Here's how the CAtobuildCA decision loop works:

  1. Decision Execution: A decision is made and executed within ChainAlign.
  2. Outcome Recording: The actual outcome of the decision is recorded, including the feature_importance data from the forecasting engine.
  3. Outcome Analysis (Automated): The OutcomeAnalysisWorker periodically runs, identifies decisions with new outcomes, and triggers the OutcomeAnalysisService.
  4. Feature Importance Analysis: The OutcomeAnalysisService analyzes the feature_importance data, identifies top impactful features, and generates insights.
  5. Linear Issue Creation (Automated): If impactful features are found, the OutcomeAnalysisService calls the LinearJudgmentEngineService to automatically create a high-priority Linear issue.
  6. Development Action: The development team reviews the Linear issue, investigates the identified features, and potentially implements new data integrations or model enhancements.
  7. Improved Forecasting: These enhancements lead to more accurate forecasts, closing the loop and driving continuous improvement.

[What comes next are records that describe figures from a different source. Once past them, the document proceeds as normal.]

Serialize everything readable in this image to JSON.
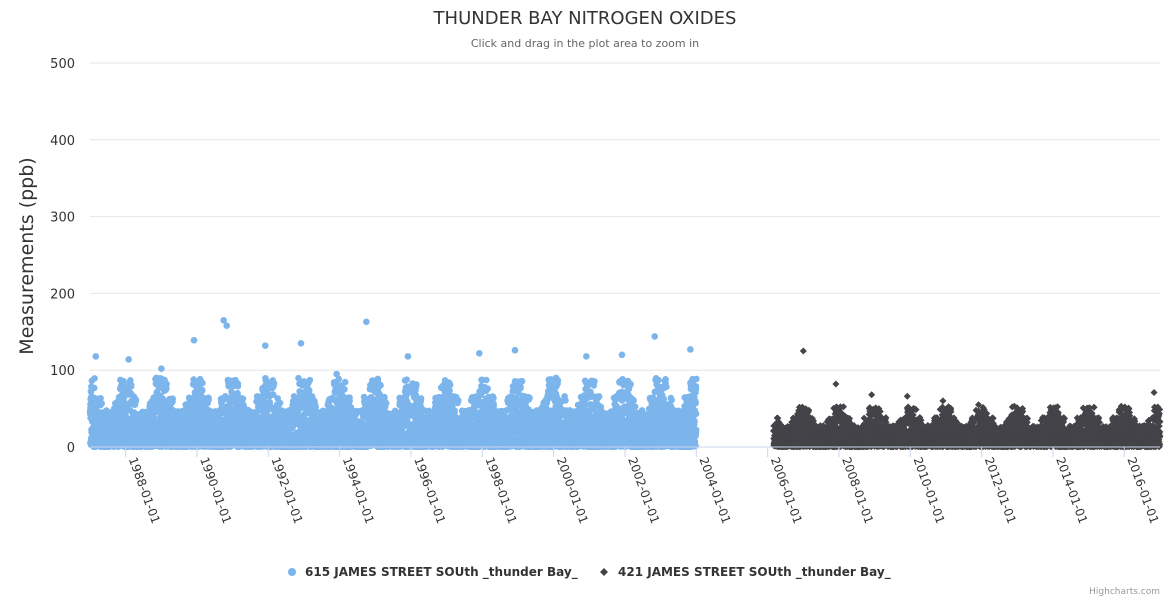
{
  "chart_data": {
    "type": "scatter",
    "title": "THUNDER BAY NITROGEN OXIDES",
    "subtitle": "Click and drag in the plot area to zoom in",
    "xlabel": "",
    "ylabel": "Measurements (ppb)",
    "ylim": [
      0,
      500
    ],
    "yticks": [
      0,
      100,
      200,
      300,
      400,
      500
    ],
    "xlim": [
      "1987-01-01",
      "2017-01-01"
    ],
    "xticks": [
      "1988-01-01",
      "1990-01-01",
      "1992-01-01",
      "1994-01-01",
      "1996-01-01",
      "1998-01-01",
      "2000-01-01",
      "2002-01-01",
      "2004-01-01",
      "2006-01-01",
      "2008-01-01",
      "2010-01-01",
      "2012-01-01",
      "2014-01-01",
      "2016-01-01"
    ],
    "grid": true,
    "legend_position": "bottom-center",
    "series": [
      {
        "name": "615 JAMES STREET SOUth _thunder Bay_",
        "color": "#7cb5ec",
        "marker": "circle",
        "date_range": [
          "1987-01-01",
          "2003-12-31"
        ],
        "typical_range": [
          0,
          60
        ],
        "peak_values": [
          {
            "x": "1987-03-01",
            "y": 118
          },
          {
            "x": "1988-02-01",
            "y": 114
          },
          {
            "x": "1989-01-01",
            "y": 102
          },
          {
            "x": "1989-12-01",
            "y": 139
          },
          {
            "x": "1990-10-01",
            "y": 165
          },
          {
            "x": "1990-11-01",
            "y": 158
          },
          {
            "x": "1991-12-01",
            "y": 132
          },
          {
            "x": "1992-12-01",
            "y": 135
          },
          {
            "x": "1993-12-01",
            "y": 95
          },
          {
            "x": "1994-10-01",
            "y": 163
          },
          {
            "x": "1995-12-01",
            "y": 118
          },
          {
            "x": "1997-12-01",
            "y": 122
          },
          {
            "x": "1998-12-01",
            "y": 126
          },
          {
            "x": "1999-12-01",
            "y": 88
          },
          {
            "x": "2000-12-01",
            "y": 118
          },
          {
            "x": "2001-12-01",
            "y": 120
          },
          {
            "x": "2002-11-01",
            "y": 144
          },
          {
            "x": "2003-11-01",
            "y": 127
          }
        ]
      },
      {
        "name": "421 JAMES STREET SOUth _thunder Bay_",
        "color": "#434348",
        "marker": "diamond",
        "date_range": [
          "2006-03-01",
          "2016-12-31"
        ],
        "typical_range": [
          0,
          35
        ],
        "peak_values": [
          {
            "x": "2007-01-01",
            "y": 125
          },
          {
            "x": "2007-12-01",
            "y": 82
          },
          {
            "x": "2008-12-01",
            "y": 68
          },
          {
            "x": "2009-12-01",
            "y": 66
          },
          {
            "x": "2010-12-01",
            "y": 60
          },
          {
            "x": "2011-12-01",
            "y": 55
          },
          {
            "x": "2012-12-01",
            "y": 53
          },
          {
            "x": "2013-12-01",
            "y": 45
          },
          {
            "x": "2014-12-01",
            "y": 48
          },
          {
            "x": "2015-12-01",
            "y": 53
          },
          {
            "x": "2016-11-01",
            "y": 71
          }
        ]
      }
    ]
  },
  "credits": "Highcharts.com"
}
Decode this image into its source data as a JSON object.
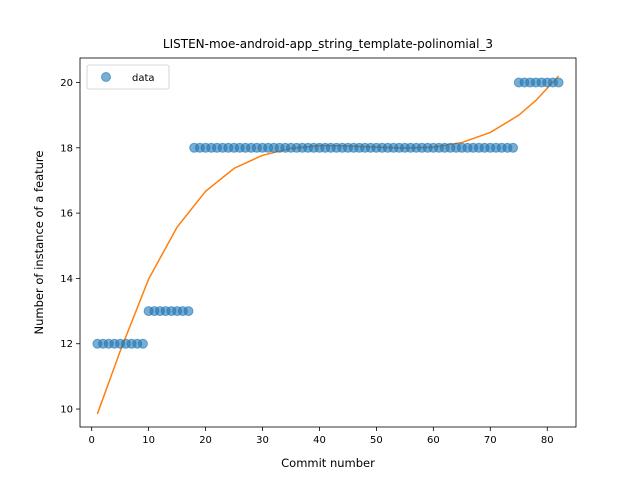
{
  "chart_data": {
    "type": "scatter",
    "title": "LISTEN-moe-android-app_string_template-polinomial_3",
    "xlabel": "Commit number",
    "ylabel": "Number of instance of a feature",
    "xlim": [
      -2.05,
      85.05
    ],
    "ylim": [
      9.45,
      20.75
    ],
    "xticks": [
      0,
      10,
      20,
      30,
      40,
      50,
      60,
      70,
      80
    ],
    "yticks": [
      10,
      12,
      14,
      16,
      18,
      20
    ],
    "legend": {
      "position": "top-left",
      "entries": [
        "data"
      ]
    },
    "colors": {
      "data": "#1f77b4",
      "fit": "#ff7f0e"
    },
    "series": [
      {
        "name": "data",
        "kind": "scatter",
        "x": [
          1,
          2,
          3,
          4,
          5,
          6,
          7,
          8,
          9,
          10,
          11,
          12,
          13,
          14,
          15,
          16,
          17,
          18,
          19,
          20,
          21,
          22,
          23,
          24,
          25,
          26,
          27,
          28,
          29,
          30,
          31,
          32,
          33,
          34,
          35,
          36,
          37,
          38,
          39,
          40,
          41,
          42,
          43,
          44,
          45,
          46,
          47,
          48,
          49,
          50,
          51,
          52,
          53,
          54,
          55,
          56,
          57,
          58,
          59,
          60,
          61,
          62,
          63,
          64,
          65,
          66,
          67,
          68,
          69,
          70,
          71,
          72,
          73,
          74,
          75,
          76,
          77,
          78,
          79,
          80,
          81,
          82
        ],
        "y": [
          12,
          12,
          12,
          12,
          12,
          12,
          12,
          12,
          12,
          13,
          13,
          13,
          13,
          13,
          13,
          13,
          13,
          18,
          18,
          18,
          18,
          18,
          18,
          18,
          18,
          18,
          18,
          18,
          18,
          18,
          18,
          18,
          18,
          18,
          18,
          18,
          18,
          18,
          18,
          18,
          18,
          18,
          18,
          18,
          18,
          18,
          18,
          18,
          18,
          18,
          18,
          18,
          18,
          18,
          18,
          18,
          18,
          18,
          18,
          18,
          18,
          18,
          18,
          18,
          18,
          18,
          18,
          18,
          18,
          18,
          18,
          18,
          18,
          18,
          20,
          20,
          20,
          20,
          20,
          20,
          20,
          20
        ]
      },
      {
        "kind": "line",
        "x": [
          1,
          5,
          10,
          15,
          20,
          25,
          30,
          35,
          40,
          45,
          50,
          55,
          60,
          65,
          70,
          75,
          78,
          82
        ],
        "y": [
          9.85,
          11.77,
          13.98,
          15.57,
          16.67,
          17.37,
          17.77,
          17.98,
          18.07,
          18.06,
          18.02,
          17.99,
          18.02,
          18.16,
          18.47,
          19.0,
          19.45,
          20.2
        ]
      }
    ]
  }
}
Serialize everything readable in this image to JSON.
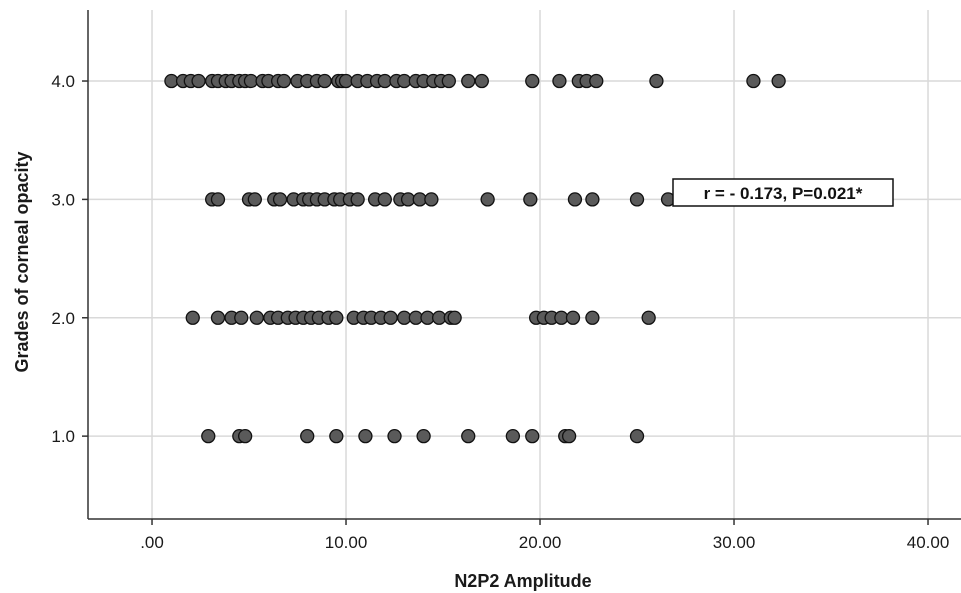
{
  "chart_data": {
    "type": "scatter",
    "xlabel": "N2P2 Amplitude",
    "ylabel": "Grades of corneal opacity",
    "xlim": [
      -3.3,
      41.7
    ],
    "ylim": [
      0.3,
      4.6
    ],
    "xticks": [
      {
        "value": 0,
        "label": ".00"
      },
      {
        "value": 10,
        "label": "10.00"
      },
      {
        "value": 20,
        "label": "20.00"
      },
      {
        "value": 30,
        "label": "30.00"
      },
      {
        "value": 40,
        "label": "40.00"
      }
    ],
    "yticks": [
      {
        "value": 1,
        "label": "1.0"
      },
      {
        "value": 2,
        "label": "2.0"
      },
      {
        "value": 3,
        "label": "3.0"
      },
      {
        "value": 4,
        "label": "4.0"
      }
    ],
    "grid": true,
    "annotation": "r = - 0.173, P=0.021*",
    "colors": {
      "marker_fill": "#5a5a5a",
      "marker_edge": "#111111",
      "grid": "#d9d9d9",
      "axis": "#333333"
    },
    "series": [
      {
        "points": [
          [
            1.0,
            4
          ],
          [
            1.6,
            4
          ],
          [
            2.0,
            4
          ],
          [
            2.4,
            4
          ],
          [
            3.1,
            4
          ],
          [
            3.4,
            4
          ],
          [
            3.8,
            4
          ],
          [
            4.1,
            4
          ],
          [
            4.5,
            4
          ],
          [
            4.8,
            4
          ],
          [
            5.1,
            4
          ],
          [
            5.7,
            4
          ],
          [
            6.0,
            4
          ],
          [
            6.5,
            4
          ],
          [
            6.8,
            4
          ],
          [
            7.5,
            4
          ],
          [
            8.0,
            4
          ],
          [
            8.5,
            4
          ],
          [
            8.9,
            4
          ],
          [
            9.6,
            4
          ],
          [
            9.8,
            4
          ],
          [
            10.0,
            4
          ],
          [
            10.6,
            4
          ],
          [
            11.1,
            4
          ],
          [
            11.6,
            4
          ],
          [
            12.0,
            4
          ],
          [
            12.6,
            4
          ],
          [
            13.0,
            4
          ],
          [
            13.6,
            4
          ],
          [
            14.0,
            4
          ],
          [
            14.5,
            4
          ],
          [
            14.9,
            4
          ],
          [
            15.3,
            4
          ],
          [
            16.3,
            4
          ],
          [
            17.0,
            4
          ],
          [
            19.6,
            4
          ],
          [
            21.0,
            4
          ],
          [
            22.0,
            4
          ],
          [
            22.4,
            4
          ],
          [
            22.9,
            4
          ],
          [
            26.0,
            4
          ],
          [
            31.0,
            4
          ],
          [
            32.3,
            4
          ],
          [
            3.1,
            3
          ],
          [
            3.4,
            3
          ],
          [
            5.0,
            3
          ],
          [
            5.3,
            3
          ],
          [
            6.3,
            3
          ],
          [
            6.6,
            3
          ],
          [
            7.3,
            3
          ],
          [
            7.8,
            3
          ],
          [
            8.1,
            3
          ],
          [
            8.5,
            3
          ],
          [
            8.9,
            3
          ],
          [
            9.4,
            3
          ],
          [
            9.7,
            3
          ],
          [
            10.2,
            3
          ],
          [
            10.6,
            3
          ],
          [
            11.5,
            3
          ],
          [
            12.0,
            3
          ],
          [
            12.8,
            3
          ],
          [
            13.2,
            3
          ],
          [
            13.8,
            3
          ],
          [
            14.4,
            3
          ],
          [
            17.3,
            3
          ],
          [
            19.5,
            3
          ],
          [
            21.8,
            3
          ],
          [
            22.7,
            3
          ],
          [
            25.0,
            3
          ],
          [
            26.6,
            3
          ],
          [
            2.1,
            2
          ],
          [
            3.4,
            2
          ],
          [
            4.1,
            2
          ],
          [
            4.6,
            2
          ],
          [
            5.4,
            2
          ],
          [
            6.1,
            2
          ],
          [
            6.5,
            2
          ],
          [
            7.0,
            2
          ],
          [
            7.4,
            2
          ],
          [
            7.8,
            2
          ],
          [
            8.2,
            2
          ],
          [
            8.6,
            2
          ],
          [
            9.1,
            2
          ],
          [
            9.5,
            2
          ],
          [
            10.4,
            2
          ],
          [
            10.9,
            2
          ],
          [
            11.3,
            2
          ],
          [
            11.8,
            2
          ],
          [
            12.3,
            2
          ],
          [
            13.0,
            2
          ],
          [
            13.6,
            2
          ],
          [
            14.2,
            2
          ],
          [
            14.8,
            2
          ],
          [
            15.4,
            2
          ],
          [
            15.6,
            2
          ],
          [
            19.8,
            2
          ],
          [
            20.2,
            2
          ],
          [
            20.6,
            2
          ],
          [
            21.1,
            2
          ],
          [
            21.7,
            2
          ],
          [
            22.7,
            2
          ],
          [
            25.6,
            2
          ],
          [
            2.9,
            1
          ],
          [
            4.5,
            1
          ],
          [
            4.8,
            1
          ],
          [
            8.0,
            1
          ],
          [
            9.5,
            1
          ],
          [
            11.0,
            1
          ],
          [
            12.5,
            1
          ],
          [
            14.0,
            1
          ],
          [
            16.3,
            1
          ],
          [
            18.6,
            1
          ],
          [
            19.6,
            1
          ],
          [
            21.3,
            1
          ],
          [
            21.5,
            1
          ],
          [
            25.0,
            1
          ]
        ]
      }
    ]
  }
}
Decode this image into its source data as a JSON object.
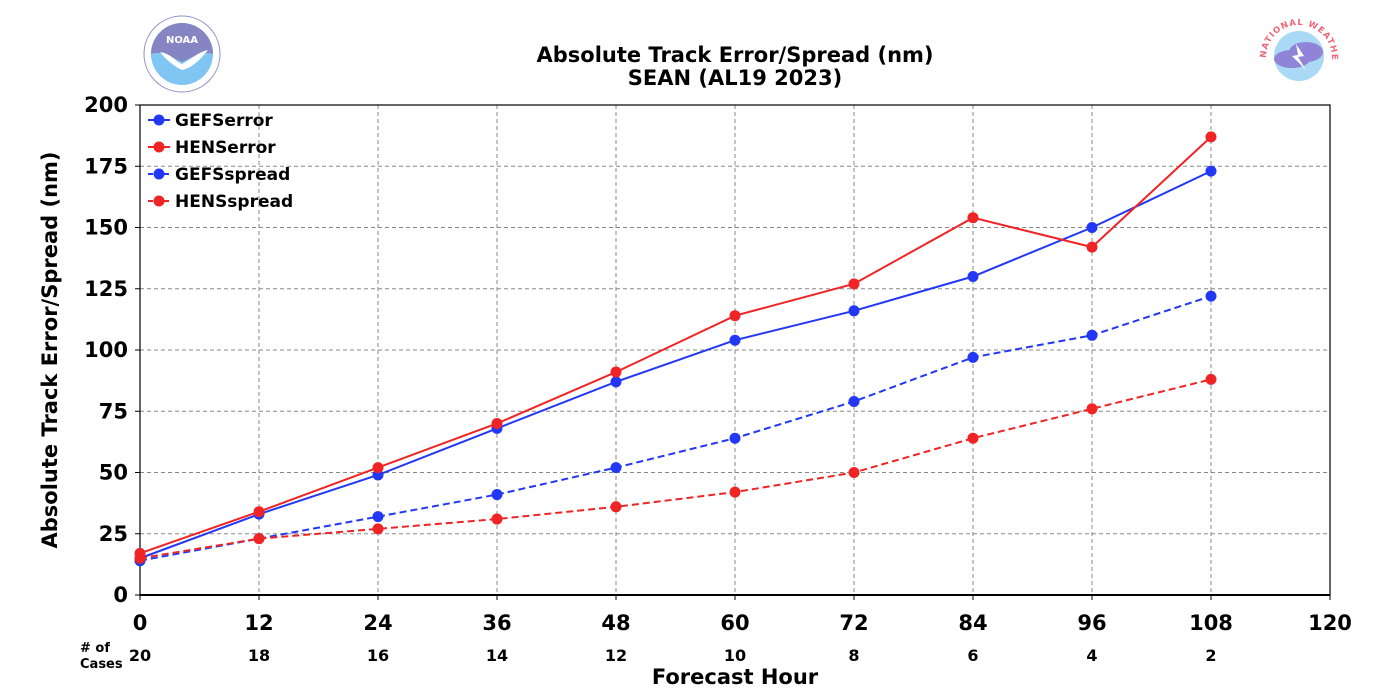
{
  "logos": {
    "left": "noaa-logo-icon",
    "right": "nws-logo-icon"
  },
  "logo_text": {
    "noaa": "NOAA",
    "nws": "NATIONAL WEATHER SERVICE"
  },
  "colors": {
    "gefs": "#2238f5",
    "hens": "#f02424",
    "grid": "#888888"
  },
  "chart_data": {
    "type": "line",
    "title": "Absolute Track Error/Spread (nm)",
    "subtitle": "SEAN (AL19 2023)",
    "xlabel": "Forecast Hour",
    "ylabel": "Absolute Track Error/Spread (nm)",
    "xlim": [
      0,
      120
    ],
    "ylim": [
      0,
      200
    ],
    "xticks": [
      0,
      12,
      24,
      36,
      48,
      60,
      72,
      84,
      96,
      108,
      120
    ],
    "yticks": [
      0,
      25,
      50,
      75,
      100,
      125,
      150,
      175,
      200
    ],
    "grid": true,
    "legend_position": "top-left",
    "cases_label_line1": "# of",
    "cases_label_line2": "Cases",
    "cases_x": [
      0,
      12,
      24,
      36,
      48,
      60,
      72,
      84,
      96,
      108
    ],
    "cases": [
      20,
      18,
      16,
      14,
      12,
      10,
      8,
      6,
      4,
      2
    ],
    "x": [
      0,
      12,
      24,
      36,
      48,
      60,
      72,
      84,
      96,
      108
    ],
    "series": [
      {
        "name": "GEFSerror",
        "color": "#2238f5",
        "dashed": false,
        "values": [
          15,
          33,
          49,
          68,
          87,
          104,
          116,
          130,
          150,
          173
        ]
      },
      {
        "name": "HENSerror",
        "color": "#f02424",
        "dashed": false,
        "values": [
          17,
          34,
          52,
          70,
          91,
          114,
          127,
          154,
          142,
          187
        ]
      },
      {
        "name": "GEFSspread",
        "color": "#2238f5",
        "dashed": true,
        "values": [
          14,
          23,
          32,
          41,
          52,
          64,
          79,
          97,
          106,
          122
        ]
      },
      {
        "name": "HENSspread",
        "color": "#f02424",
        "dashed": true,
        "values": [
          15,
          23,
          27,
          31,
          36,
          42,
          50,
          64,
          76,
          88
        ]
      }
    ]
  }
}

5. Next Steps for Development

  • Implement DecisionRepository.findDecisionsWithNewOutcomes(): This method is crucial for the OutcomeAnalysisWorker to identify decisions that need analysis. (Currently a TODO in OutcomeAnalysisService.js)
  • Test the full workflow: Once the test environment issues are resolved, comprehensive integration tests should be run to verify the end-to-end CAtobuildCA loop.

Key Message: CAtobuildCA transforms your S&OP process into a self-optimizing system, ensuring your development efforts are always aligned with what truly drives your business outcomes.